Mexer na política de paridade de preços seria um erro?
Seo preço da gasolina é puxado para baixo, o etanol perde competitividade. Também torna a importação inviável. Agora, o governo deve proteger os vulneráveis e aumentar os programas de transferência de renda para os mais necessitados.
Sendo um dos pais do teto de gastos, como o sr. avalia a política fiscal hoje?
Houve uma clara deterioração do processo orçamentário, com o aumento da obrigatoriedade das emendas parlamentares e a força que o governo deu às emendas de relator. E são vários exemplos de como o dinheiro público tem sido gasto de forma inútil.
Outro exemplo, que vocês comentam no livro, foi a tentativa fracassada de criação de um fundo soberano do Brasil?
Sim, misturou diagnóstico equivocado e falta de planejamento. Quiseram criar um fundo em um país que não tem dinheiro para poupar.

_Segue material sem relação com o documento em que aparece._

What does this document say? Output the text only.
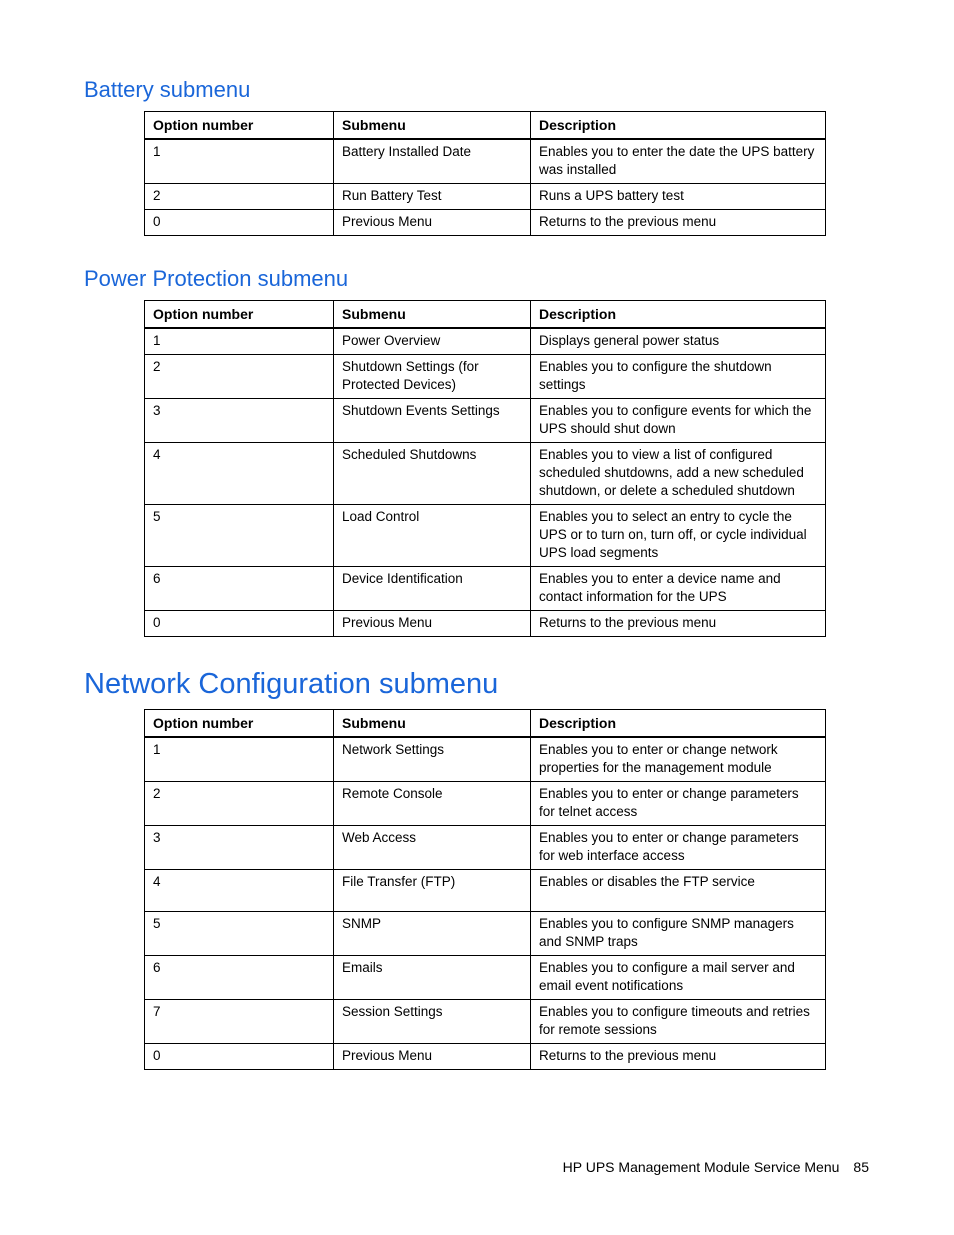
Battery submenu
Option number	Submenu	Description
1	Battery Installed Date	Enables you to enter the date the UPS battery was installed
2	Run Battery Test	Runs a UPS battery test
0	Previous Menu	Returns to the previous menu
Power Protection submenu
Option number	Submenu	Description
1	Power Overview	Displays general power status
2	Shutdown Settings (for Protected Devices)	Enables you to configure the shutdown settings
3	Shutdown Events Settings	Enables you to configure events for which the UPS should shut down
4	Scheduled Shutdowns	Enables you to view a list of configured scheduled shutdowns, add a new scheduled shutdown, or delete a scheduled shutdown
5	Load Control	Enables you to select an entry to cycle the UPS or to turn on, turn off, or cycle individual UPS load segments
6	Device Identification	Enables you to enter a device name and contact information for the UPS
0	Previous Menu	Returns to the previous menu
Network Configuration submenu
Option number	Submenu	Description
1	Network Settings	Enables you to enter or change network properties for the management module
2	Remote Console	Enables you to enter or change parameters for telnet access
3	Web Access	Enables you to enter or change parameters for web interface access
4	File Transfer (FTP)	Enables or disables the FTP service
5	SNMP	Enables you to configure SNMP managers and SNMP traps
6	Emails	Enables you to configure a mail server and email event notifications
7	Session Settings	Enables you to configure timeouts and retries for remote sessions
0	Previous Menu	Returns to the previous menu
HP UPS Management Module Service Menu 85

Chegamos a pegar empréstimos para criá-lo —é como usar o cheque especial para colocar dinheiro na poupança.
No livro, medidas como a exigência de conteúdo local na exploração de petróleo são duramente criticadas. Não faz sentido aproveitar uma commodity para desenvolver a indústria?
É uma das coisas mais difíceis de explicar ao cidadão, a primeira coisa que vão dizer é: vamos gerar empregos aqui, não na China. Isso soa bem, mas, quando se olha em detalhes, a política era de altos custos, imprevisibilidade e dificuldade logística.
O argumento contrário sugere que essas grandes empresas se tornaram casos de sucesso por contar com incentivos de seus países de origem.
Esses países protegeram e alcançaram bons resultados, mas centenas de outros fizeram o mesmo e não conseguiram. A proteção, em si, não torna um setor eficiente, o sucesso veio associado a investir em capital humano e abrir a economia para ter insumos melhores. A Embraer é das principais importadoras do país, teve liberdade para fazer projetos e contou com os ex-alunos do ITA [Instituto Tecnológico da Aeronáutica].